Exchanging Ohmic Losses in Metamaterial Absorbers with Useful Optical Absorption for Photovoltaics

TL;DR

This paper demonstrates that metallic layers in metamaterial absorbers can be engineered to convert resistive losses into useful optical absorption, significantly enhancing photovoltaic efficiency by achieving up to 95% absorption in semiconductor layers.

Contribution

It introduces a method to exchange Ohmic losses with useful absorption in metamaterial absorbers, enabling near-perfect photovoltaic performance through tailored geometry and material properties.

Findings

Achieved 75%-95% absorption in semiconductor layers

Converted metamaterial absorbers into efficient photovoltaic devices

Applicable to photodetectors and optical devices with resistive losses

Abstract

Using metamaterial absorbers, we have shown that metallic layers in the absorbers do not necessarily constitute undesired resistive heating problem for photovoltaics. Tailoring the geometric skin depth of metals and employing the natural bulk absorbance characteristics of the semiconductors in those absorbers can enable the exchange of undesired resistive losses with the useful optical absorbance in the active semiconductors. Thus, Ohmic loss dominated metamaterial absorbers can be converted into photovoltaic near-perfect absorbers with the advantage of harvesting the full potential of light management offered by the metamaterial absorbers.
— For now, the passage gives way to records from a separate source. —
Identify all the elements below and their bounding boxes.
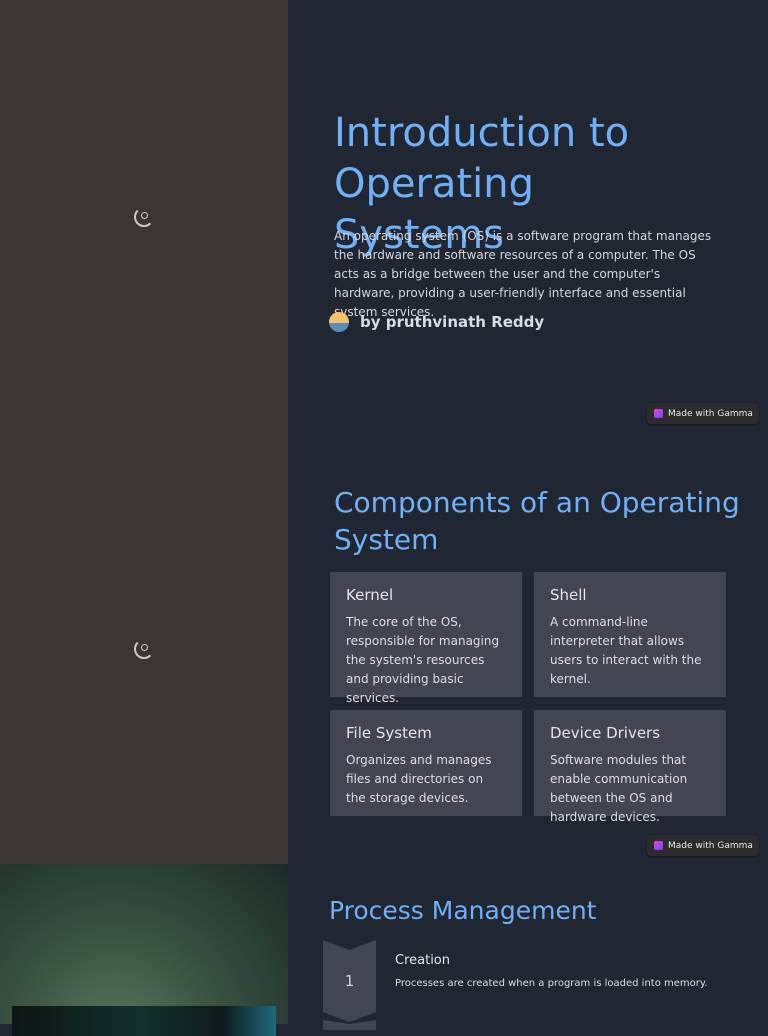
card-text: Organizes and manages files and director…: [346, 753, 492, 805]
avatar: [329, 312, 349, 332]
card-title: File System: [346, 724, 432, 742]
made-with-gamma-button[interactable]: Made with Gamma: [647, 835, 759, 856]
author-name: by pruthvinath Reddy: [360, 313, 545, 331]
loading-search-icon: [134, 639, 154, 659]
card-title: Device Drivers: [550, 724, 661, 742]
intro-description: An operating system (OS) is a software p…: [334, 229, 712, 319]
gamma-logo-icon: [654, 409, 663, 418]
step-number-chevron: 1: [323, 940, 376, 1022]
step-text: Processes are created when a program is …: [395, 978, 708, 989]
card-title: Shell: [550, 586, 587, 604]
author-line: by pruthvinath Reddy: [329, 312, 544, 332]
loading-search-icon: [134, 207, 154, 227]
section-title: Process Management: [329, 896, 597, 925]
badge-label: Made with Gamma: [668, 408, 753, 419]
inner-image: [12, 1006, 276, 1036]
card-file-system: File System Organizes and manages files a…: [330, 710, 522, 816]
card-text: The core of the OS, responsible for mana…: [346, 615, 500, 705]
card-title: Kernel: [346, 586, 394, 604]
card-shell: Shell A command-line interpreter that all…: [534, 572, 726, 697]
step-title: Creation: [395, 953, 451, 968]
step-number: 1: [344, 972, 355, 990]
made-with-gamma-button[interactable]: Made with Gamma: [647, 403, 759, 424]
image-placeholder-panel: [0, 0, 288, 864]
card-device-drivers: Device Drivers Software modules that enab…: [534, 710, 726, 824]
badge-label: Made with Gamma: [668, 840, 753, 851]
section-title: Components of an Operating System: [334, 486, 740, 556]
gamma-logo-icon: [654, 841, 663, 850]
slide-image: [0, 864, 288, 1036]
card-text: A command-line interpreter that allows u…: [550, 615, 702, 686]
card-text: Software modules that enable communicati…: [550, 753, 688, 824]
card-kernel: Kernel The core of the OS, responsible fo…: [330, 572, 522, 705]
Based on experimental permittivity data for indium gallium nitride, we have shown that between 75%-95% absorbance can be achieved in the semiconductor layers of the converted metamaterial absorbers. Besides other metamaterial and plasmonic devices, our results may also apply to photodectors and other metal or semiconductor based optical devices where resistive losses and power consumption are important pertaining to the device performance.